Stochastic and robust design procedures applied to the optimization with uncertainties
Document typeConference report
Rights accessRestricted access - publisher's policy
Engineers agree with the fact that uncertainty is an important issue to get a better model of real behavior. Uncertainty quantification techniques have been largely developed during the recent years; Stochastic and probabilistic collocation methods are clear examples of recent developments. This work is based on a more traditional uncertainty quantification method, as Monte-Carlo method and its extension to Latin Hypercube sampling techniques. Two definitions of the optimization problem have been analyzed. The first one is the called Stochastic procedure, while the second one is the Robust one. Both of them deal with uncertainty on the input parameters, but they manage the uncertainty effects from two different points of view. Applications to aerodynamics and aero-elastic problems have been described.

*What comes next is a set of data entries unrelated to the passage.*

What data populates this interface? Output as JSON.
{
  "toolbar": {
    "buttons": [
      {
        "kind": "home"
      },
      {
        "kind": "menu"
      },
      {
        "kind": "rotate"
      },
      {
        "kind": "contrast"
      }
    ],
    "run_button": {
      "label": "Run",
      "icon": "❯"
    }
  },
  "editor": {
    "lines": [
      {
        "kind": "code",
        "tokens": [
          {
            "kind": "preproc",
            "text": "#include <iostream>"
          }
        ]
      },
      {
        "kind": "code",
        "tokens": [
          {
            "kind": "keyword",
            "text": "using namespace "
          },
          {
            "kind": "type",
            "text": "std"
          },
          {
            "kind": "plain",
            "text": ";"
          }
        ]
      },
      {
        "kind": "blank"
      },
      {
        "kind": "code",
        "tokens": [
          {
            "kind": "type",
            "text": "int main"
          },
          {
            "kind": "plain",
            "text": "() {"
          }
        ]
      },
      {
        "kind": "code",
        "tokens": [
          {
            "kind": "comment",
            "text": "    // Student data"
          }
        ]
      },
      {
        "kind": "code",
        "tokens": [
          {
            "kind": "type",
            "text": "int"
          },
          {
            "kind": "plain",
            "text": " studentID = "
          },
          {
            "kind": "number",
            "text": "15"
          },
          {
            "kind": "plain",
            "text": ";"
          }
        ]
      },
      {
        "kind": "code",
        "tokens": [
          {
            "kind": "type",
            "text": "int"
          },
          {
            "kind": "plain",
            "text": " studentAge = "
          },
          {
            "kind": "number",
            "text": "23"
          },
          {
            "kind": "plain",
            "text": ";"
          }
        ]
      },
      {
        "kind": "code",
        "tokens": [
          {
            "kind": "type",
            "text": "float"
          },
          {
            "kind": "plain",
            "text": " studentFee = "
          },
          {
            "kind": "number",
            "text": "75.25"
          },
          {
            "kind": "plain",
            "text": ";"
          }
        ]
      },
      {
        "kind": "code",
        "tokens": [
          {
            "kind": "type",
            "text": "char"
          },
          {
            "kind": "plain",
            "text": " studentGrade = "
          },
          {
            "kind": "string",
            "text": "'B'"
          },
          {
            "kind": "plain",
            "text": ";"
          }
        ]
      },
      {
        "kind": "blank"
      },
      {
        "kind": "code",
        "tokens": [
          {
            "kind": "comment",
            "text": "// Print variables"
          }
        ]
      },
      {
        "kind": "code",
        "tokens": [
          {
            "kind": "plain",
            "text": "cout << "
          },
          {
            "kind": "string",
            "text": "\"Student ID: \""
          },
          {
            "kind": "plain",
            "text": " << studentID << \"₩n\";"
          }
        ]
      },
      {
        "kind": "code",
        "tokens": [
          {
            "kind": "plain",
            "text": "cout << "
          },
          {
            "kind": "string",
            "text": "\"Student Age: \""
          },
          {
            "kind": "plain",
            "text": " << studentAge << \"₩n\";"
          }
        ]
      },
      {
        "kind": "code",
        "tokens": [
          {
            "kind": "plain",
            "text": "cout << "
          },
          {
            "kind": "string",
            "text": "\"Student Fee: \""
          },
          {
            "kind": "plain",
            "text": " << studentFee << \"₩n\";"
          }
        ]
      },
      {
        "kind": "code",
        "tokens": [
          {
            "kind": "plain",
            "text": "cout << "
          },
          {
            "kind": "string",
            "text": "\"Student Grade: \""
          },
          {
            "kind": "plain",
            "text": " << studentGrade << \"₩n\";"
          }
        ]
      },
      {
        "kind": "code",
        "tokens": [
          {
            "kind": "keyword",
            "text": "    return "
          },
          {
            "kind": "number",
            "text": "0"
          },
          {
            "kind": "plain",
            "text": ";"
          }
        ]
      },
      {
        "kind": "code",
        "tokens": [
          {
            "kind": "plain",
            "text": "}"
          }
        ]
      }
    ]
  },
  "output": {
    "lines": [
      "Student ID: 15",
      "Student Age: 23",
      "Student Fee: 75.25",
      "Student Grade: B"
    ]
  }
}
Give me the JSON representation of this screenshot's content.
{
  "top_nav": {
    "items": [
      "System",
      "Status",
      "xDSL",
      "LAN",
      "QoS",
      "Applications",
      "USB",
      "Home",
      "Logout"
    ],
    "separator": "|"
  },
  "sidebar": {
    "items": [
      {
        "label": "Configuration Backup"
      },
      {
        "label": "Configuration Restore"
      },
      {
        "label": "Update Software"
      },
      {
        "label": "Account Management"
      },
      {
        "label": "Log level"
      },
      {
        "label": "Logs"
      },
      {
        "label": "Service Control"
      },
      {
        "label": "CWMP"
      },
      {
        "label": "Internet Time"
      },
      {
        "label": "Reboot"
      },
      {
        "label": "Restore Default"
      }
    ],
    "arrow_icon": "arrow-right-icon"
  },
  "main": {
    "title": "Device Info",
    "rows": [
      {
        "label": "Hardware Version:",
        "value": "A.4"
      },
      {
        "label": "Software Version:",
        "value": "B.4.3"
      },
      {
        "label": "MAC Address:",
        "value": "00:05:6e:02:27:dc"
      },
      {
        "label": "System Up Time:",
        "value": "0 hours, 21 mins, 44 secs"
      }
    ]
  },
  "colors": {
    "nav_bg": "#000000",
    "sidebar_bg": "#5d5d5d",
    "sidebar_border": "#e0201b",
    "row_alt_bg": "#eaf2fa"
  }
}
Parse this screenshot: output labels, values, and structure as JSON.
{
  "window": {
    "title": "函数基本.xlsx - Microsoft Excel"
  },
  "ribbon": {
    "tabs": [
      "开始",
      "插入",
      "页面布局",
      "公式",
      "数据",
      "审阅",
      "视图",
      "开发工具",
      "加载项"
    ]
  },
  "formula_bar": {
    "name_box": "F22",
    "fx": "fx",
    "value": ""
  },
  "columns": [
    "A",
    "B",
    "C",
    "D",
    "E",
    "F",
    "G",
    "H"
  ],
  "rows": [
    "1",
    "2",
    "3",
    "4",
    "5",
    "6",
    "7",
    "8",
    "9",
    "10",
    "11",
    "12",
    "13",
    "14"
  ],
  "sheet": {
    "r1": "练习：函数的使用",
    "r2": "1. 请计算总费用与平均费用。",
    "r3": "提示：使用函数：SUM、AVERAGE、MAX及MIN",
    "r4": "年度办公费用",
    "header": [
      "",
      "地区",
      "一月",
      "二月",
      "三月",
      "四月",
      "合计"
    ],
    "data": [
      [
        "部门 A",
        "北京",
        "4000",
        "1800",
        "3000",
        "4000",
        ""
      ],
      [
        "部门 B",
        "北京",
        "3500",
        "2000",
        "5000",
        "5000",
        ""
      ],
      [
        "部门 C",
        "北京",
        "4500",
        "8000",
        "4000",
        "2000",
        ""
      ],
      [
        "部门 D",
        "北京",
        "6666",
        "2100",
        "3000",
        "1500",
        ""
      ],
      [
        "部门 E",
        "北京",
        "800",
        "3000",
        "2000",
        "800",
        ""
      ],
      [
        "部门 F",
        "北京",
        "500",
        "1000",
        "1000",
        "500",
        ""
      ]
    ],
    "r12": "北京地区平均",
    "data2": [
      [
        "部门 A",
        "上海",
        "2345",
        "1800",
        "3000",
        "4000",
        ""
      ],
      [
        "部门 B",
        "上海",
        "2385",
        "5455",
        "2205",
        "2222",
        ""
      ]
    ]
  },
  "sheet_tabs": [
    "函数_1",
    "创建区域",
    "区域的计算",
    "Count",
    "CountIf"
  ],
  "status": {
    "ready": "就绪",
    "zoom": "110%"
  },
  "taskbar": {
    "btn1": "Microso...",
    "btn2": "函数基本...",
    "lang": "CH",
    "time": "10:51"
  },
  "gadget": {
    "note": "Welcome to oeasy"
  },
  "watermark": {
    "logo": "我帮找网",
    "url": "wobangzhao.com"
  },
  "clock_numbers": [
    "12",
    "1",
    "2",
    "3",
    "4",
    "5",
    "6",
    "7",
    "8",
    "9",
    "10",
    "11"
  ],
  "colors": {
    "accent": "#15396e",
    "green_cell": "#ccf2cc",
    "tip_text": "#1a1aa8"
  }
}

CitationPons, J., Bugeda, G., Zarate, J., Oñate, E. Stochastic and robust design procedures applied to the optimization with uncertainties. A: International Conference on Evolutionary and Deterministic Methods for Design, Optimization and Control with Applications to Industrial and Societal Problems. "EUROGEN 2011 Proceedings: Evolutionary and Deterministic Methods for Design, Optimization and Control with Applications to Industrial and Societal Problems". 2011, p. 253-268.